Headlines Edition

Wednesday headlines: Nominally complex.

Robert Mueller's team would appear to be winding down their investigation. At the same time, it appears to be quite busy.

See also: “New Mueller probe revelations explain Trump's rage,” or “Trump's ever-expanding list of grievances.”

The Nebraska Farm Bureau puts crop and ranch losses at $900 million after the recent devastating floods.

A poll on WeChat in China finds 56% of respondents feeling "extremely sympathetic" after reading the Christchurch killer's manifesto.

You can join the latest social-media trend in China for about five bucks: being showered with compliments by random people.

How "Brexit"—a “complex nominal,” or a noun that "packs in a great deal of meaning"—changed the English language.

A new dictionary of African politics reveals insightful political terminology.

Women, both educated and uneducated, were pivotal to liberation movements across Africa. They've mostly been forgotten.

A psychotherapist reviews a new book that demolishes the psychological explanations of misogyny.

Dr. Karen Uhlenbeck, from the University of Texas at Austin, is the first woman to win math's Abel Prize.

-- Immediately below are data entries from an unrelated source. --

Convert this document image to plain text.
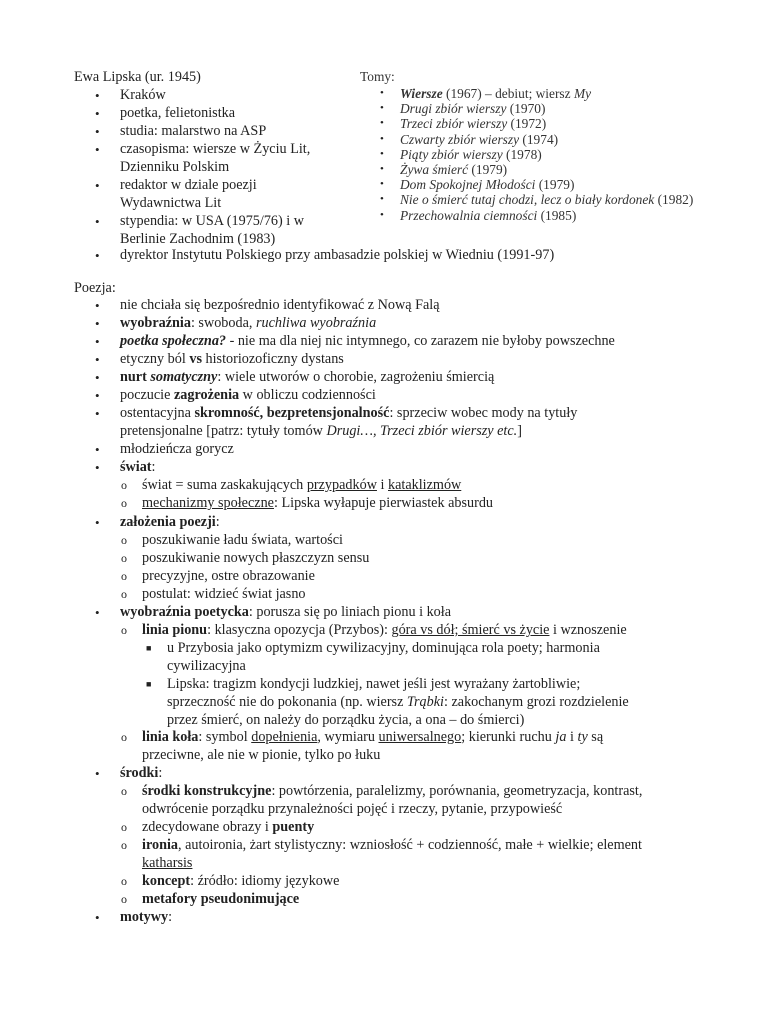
Ewa Lipska (ur. 1945)
• Kraków
• poetka, felietonistka
• studia: malarstwo na ASP
• czasopisma: wiersze w Życiu Lit,
Dzienniku Polskim
• redaktor w dziale poezji
Wydawnictwa Lit
• stypendia: w USA (1975/76) i w
Berlinie Zachodnim (1983)
• dyrektor Instytutu Polskiego przy ambasadzie polskiej w Wiedniu (1991-97)
Tomy:
• Wiersze (1967) – debiut; wiersz My
• Drugi zbiór wierszy (1970)
• Trzeci zbiór wierszy (1972)
• Czwarty zbiór wierszy (1974)
• Piąty zbiór wierszy (1978)
• Żywa śmierć (1979)
• Dom Spokojnej Młodości (1979)
• Nie o śmierć tutaj chodzi, lecz o biały kordonek (1982)
• Przechowalnia ciemności (1985)
Poezja:
•
•
•
•
•
•
•
•
•
•
•
•
•
nie chciała się bezpośrednio identyfikować z Nową Falą
wyobraźnia: swoboda, ruchliwa wyobraźnia
poetka społeczna? - nie ma dla niej nic intymnego, co zarazem nie byłoby powszechne
etyczny ból vs historiozoficzny dystans
nurt somatyczny: wiele utworów o chorobie, zagrożeniu śmiercią
poczucie zagrożenia w obliczu codzienności
ostentacyjna skromność, bezpretensjonalność: sprzeciw wobec mody na tytuły
pretensjonalne [patrz: tytuły tomów Drugi…, Trzeci zbiór wierszy etc.]
młodzieńcza gorycz
świat:
świat = suma zaskakujących przypadków i kataklizmów
mechanizmy społeczne: Lipska wyłapuje pierwiastek absurdu
założenia poezji:
poszukiwanie ładu świata, wartości
poszukiwanie nowych płaszczyzn sensu
precyzyjne, ostre obrazowanie
postulat: widzieć świat jasno
wyobraźnia poetycka: porusza się po liniach pionu i koła
linia pionu: klasyczna opozycja (Przybos): góra vs dół; śmierć vs życie i wznoszenie
u Przybosia jako optymizm cywilizacyjny, dominująca rola poety; harmonia
cywilizacyjna
Lipska: tragizm kondycji ludzkiej, nawet jeśli jest wyrażany żartobliwie;
sprzeczność nie do pokonania (np. wiersz Trąbki: zakochanym grozi rozdzielenie
przez śmierć, on należy do porządku życia, a ona – do śmierci)
linia koła: symbol dopełnienia, wymiaru uniwersalnego; kierunki ruchu ja i ty są
przeciwne, ale nie w pionie, tylko po łuku
środki:
środki konstrukcyjne: powtórzenia, paralelizmy, porównania, geometryzacja, kontrast,
odwrócenie porządku przynależności pojęć i rzeczy, pytanie, przypowieść
zdecydowane obrazy i puenty
ironia, autoironia, żart stylistyczny: wzniosłość + codzienność, małe + wielkie; element
katharsis
koncept: źródło: idiomy językowe
metafory pseudonimujące
motywy:
o
o
o
o
o
o
o
o
o
o
o
o
o
■
■
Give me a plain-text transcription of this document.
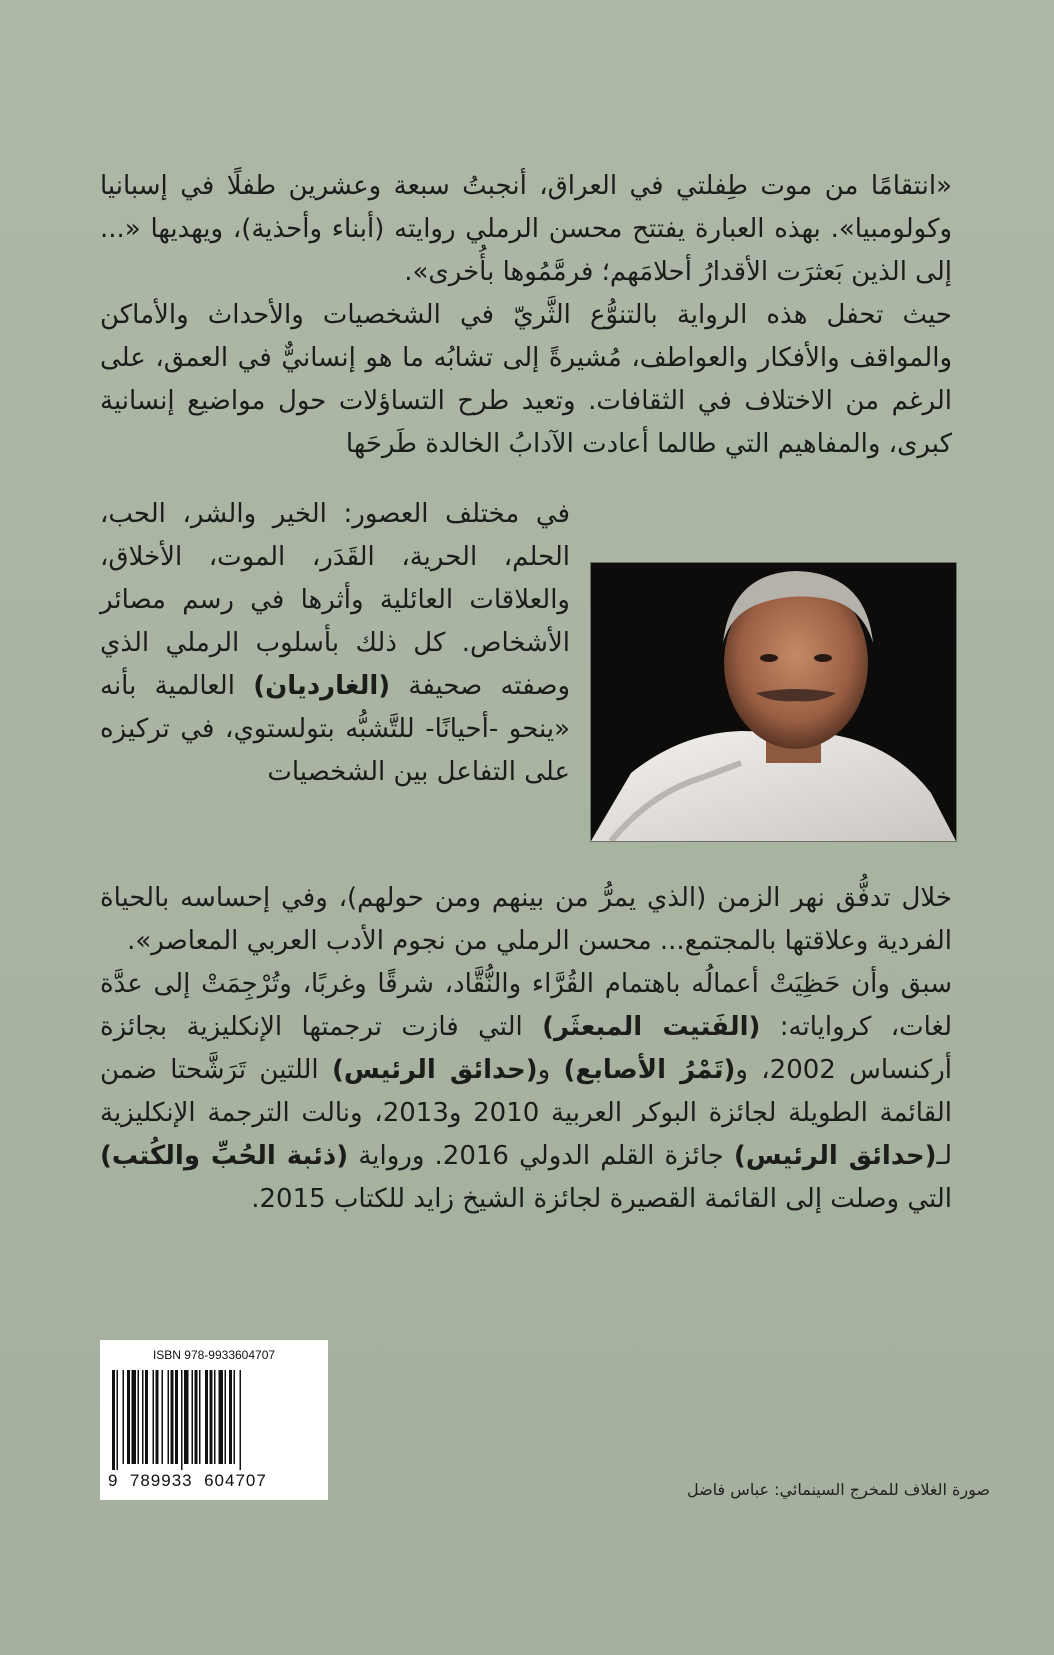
«انتقامًا من موت طِفلتي في العراق، أنجبتُ سبعة وعشرين طفلًا في إسبانيا وكولومبيا». بهذه العبارة يفتتح محسن الرملي روايته (أبناء وأحذية)، ويهديها «... إلى الذين بَعثرَت الأقدارُ أحلامَهم؛ فرمَّمُوها بأُخرى».

حيث تحفل هذه الرواية بالتنوُّع الثَّريّ في الشخصيات والأحداث والأماكن والمواقف والأفكار والعواطف، مُشيرةً إلى تشابُه ما هو إنسانيٌّ في العمق، على الرغم من الاختلاف في الثقافات. وتعيد طرح التساؤلات حول مواضيع إنسانية كبرى، والمفاهيم التي طالما أعادت الآدابُ الخالدة طَرحَها

في مختلف العصور: الخير والشر، الحب، الحلم، الحرية، القَدَر، الموت، الأخلاق، والعلاقات العائلية وأثرها في رسم مصائر الأشخاص. كل ذلك بأسلوب الرملي الذي وصفته صحيفة (الغارديان) العالمية بأنه «ينحو -أحيانًا- للتَّشبُّه بتولستوي، في تركيزه على التفاعل بين الشخصيات

خلال تدفُّق نهر الزمن (الذي يمرُّ من بينهم ومن حولهم)، وفي إحساسه بالحياة الفردية وعلاقتها بالمجتمع... محسن الرملي من نجوم الأدب العربي المعاصر».

سبق وأن حَظِيَتْ أعمالُه باهتمام القُرَّاء والنُّقَّاد، شرقًا وغربًا، وتُرْجِمَتْ إلى عدَّة لغات، كرواياته: (الفَتيت المبعثَر) التي فازت ترجمتها الإنكليزية بجائزة أركنساس 2002، و(تَمْرُ الأصابع) و(حدائق الرئيس) اللتين تَرَشَّحتا ضمن القائمة الطويلة لجائزة البوكر العربية 2010 و2013، ونالت الترجمة الإنكليزية لـ(حدائق الرئيس) جائزة القلم الدولي 2016. ورواية (ذئبة الحُبِّ والكُتب) التي وصلت إلى القائمة القصيرة لجائزة الشيخ زايد للكتاب 2015.

ISBN 978-9933604707
9  789933  604707	صورة الغلاف للمخرج السينمائي: عباس فاضل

Some tips on how to disappear from society, according to a Bitcoin evangelist. ("Buy a decoy house to fool the D.M.V.")

"Palestinian food certainly isn't unattainable." An interview about a recent favorite cookbook of ours, Zaitoun by Yasmin Khan.

A “calorie dissident” says that the persistence of calorie-counting compounds the obesity epidemic, rather than remedying it.

"Buffet Buddhists" are Westerners who use the religion for their needs, not for worship.

Watch: A video, with zero narration, on how to make a cheesecake that looks like cheese, watched over by a pair of tiny toy mice.